Q. We just found out that one of our managers is having a consensual sexual relationship with someone who reports directly to him. If we confirm with the subordinate that she believes the relationship is consensual, do we need to do anything else?
A. This is a complicated and risky situation. Even if the employee says the relationship is consensual, you are still at risk for potential legal claims. She may not be expressing her true feelings because she fears losing her job. Even if the relationship is consensual now, she may someday decide she wants to end the relationship.
If you don’t already have a policy addressing workplace romances, it may be time to implement one that prohibits relationships involving managers and direct reports.
In addition, your policy should define what other types of conduct are prohibited and inform employees how to report any complaints. Build in reporting options to use if employees are not comfortable complaining to a supervisor or another member of.
Finally, the policy should assure employees that they will not be subject to retaliation for bringing a complaint or participating in an investigation.

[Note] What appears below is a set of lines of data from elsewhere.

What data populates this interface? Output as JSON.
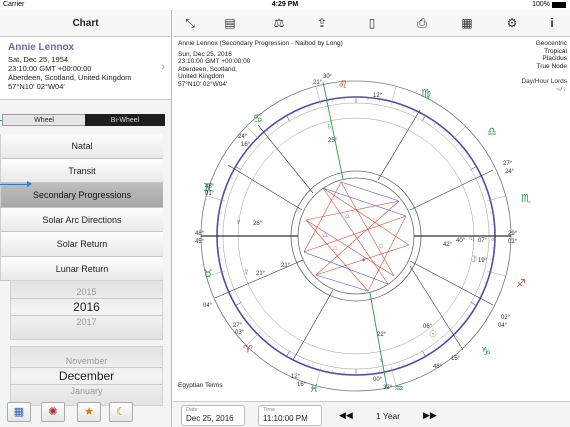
{
  "status_bar": {
    "carrier": "Carrier",
    "time": "4:29 PM",
    "battery": "100%"
  },
  "sidebar": {
    "title": "Chart",
    "person": {
      "name": "Annie Lennox",
      "date": "Sat, Dec 25, 1954",
      "time": "23:10:00 GMT +00:00:00",
      "place": "Aberdeen, Scotland, United Kingdom",
      "coords": "57°N10' 02°W04'"
    },
    "wheel_toggle": {
      "wheel": "Wheel",
      "biwheel": "Bi-Wheel",
      "selected": "Wheel"
    },
    "menu": [
      {
        "label": "Natal"
      },
      {
        "label": "Transit"
      },
      {
        "label": "Secondary Progressions",
        "selected": true
      },
      {
        "label": "Solar Arc Directions"
      },
      {
        "label": "Solar Return"
      },
      {
        "label": "Lunar Return"
      }
    ],
    "year_picker": {
      "prev": "2015",
      "selected": "2016",
      "next": "2017"
    },
    "month_picker": {
      "prev": "November",
      "selected": "December",
      "next": "January"
    },
    "bottom_icons": [
      "grid-icon",
      "aspect-icon",
      "stars-icon",
      "moon-icon"
    ]
  },
  "toolbar": {
    "icons": [
      "expand-icon",
      "id-card-icon",
      "balance-icon",
      "share-icon",
      "document-icon",
      "printer-icon",
      "table-icon",
      "settings-icon",
      "info-icon"
    ]
  },
  "chart_info": {
    "title": "Annie Lennox (Secondary Progression - Naibod by Long)",
    "date": "Sun, Dec 25, 2016",
    "time": "23:10:00 GMT +00:00:00",
    "city": "Aberdeen, Scotland,",
    "country": "United Kingdom",
    "coords": "57°N10' 02°W04'",
    "settings": [
      "Geocentric",
      "Tropical",
      "Placidus",
      "True Node"
    ],
    "lords_label": "Day/Hour Lords",
    "lords_values": "♃/♀",
    "terms": "Egyptian Terms"
  },
  "wheel": {
    "outer_degrees": [
      "21°",
      "30°",
      "12°",
      "24°",
      "16°",
      "48°",
      "01°",
      "27°",
      "24°",
      "48°",
      "45°",
      "29°",
      "02°",
      "04°",
      "27°",
      "03°",
      "02°",
      "04°",
      "12°",
      "16°",
      "00°",
      "32°",
      "42°",
      "21°",
      "15°",
      "48°"
    ],
    "planets": [
      {
        "label": "♄",
        "deg": "25°"
      },
      {
        "label": "♆",
        "deg": "28°"
      },
      {
        "label": "☿",
        "deg": "21°"
      },
      {
        "label": "♀",
        "deg": "22°"
      },
      {
        "label": "♃",
        "deg": "40°"
      },
      {
        "label": "♂",
        "deg": "07°"
      },
      {
        "label": "☽",
        "deg": "19°"
      },
      {
        "label": "☉",
        "deg": "06°"
      }
    ]
  },
  "bottom_bar": {
    "date_label": "Date",
    "date_value": "Dec 25, 2016",
    "time_label": "Time",
    "time_value": "11:10:00 PM",
    "step_label": "1 Year",
    "prev_symbol": "◀◀",
    "next_symbol": "▶▶"
  }
}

If you have a policy prohibiting these types of relationships, the employee facing the consequences of not adhering to the policy should be the manager, not the employee. If someone needs to change jobs to avoid having the subordinate report to the manager, transfer the manager. If any modifications are made to the subordinate employee’s job (for example, hours, location or duties), make sure the employee is truly on board with the change. Get her consent in writing. Periodically check in with the employee to make sure she remains comfortable with the way the company is handling the situation.
Depending on what you discover in your investigation, you may need to take other steps. For example, if your review of the matter reveals that the manager coerced the employee into having a relationship, you should take disciplinary action that may include terminating the manager.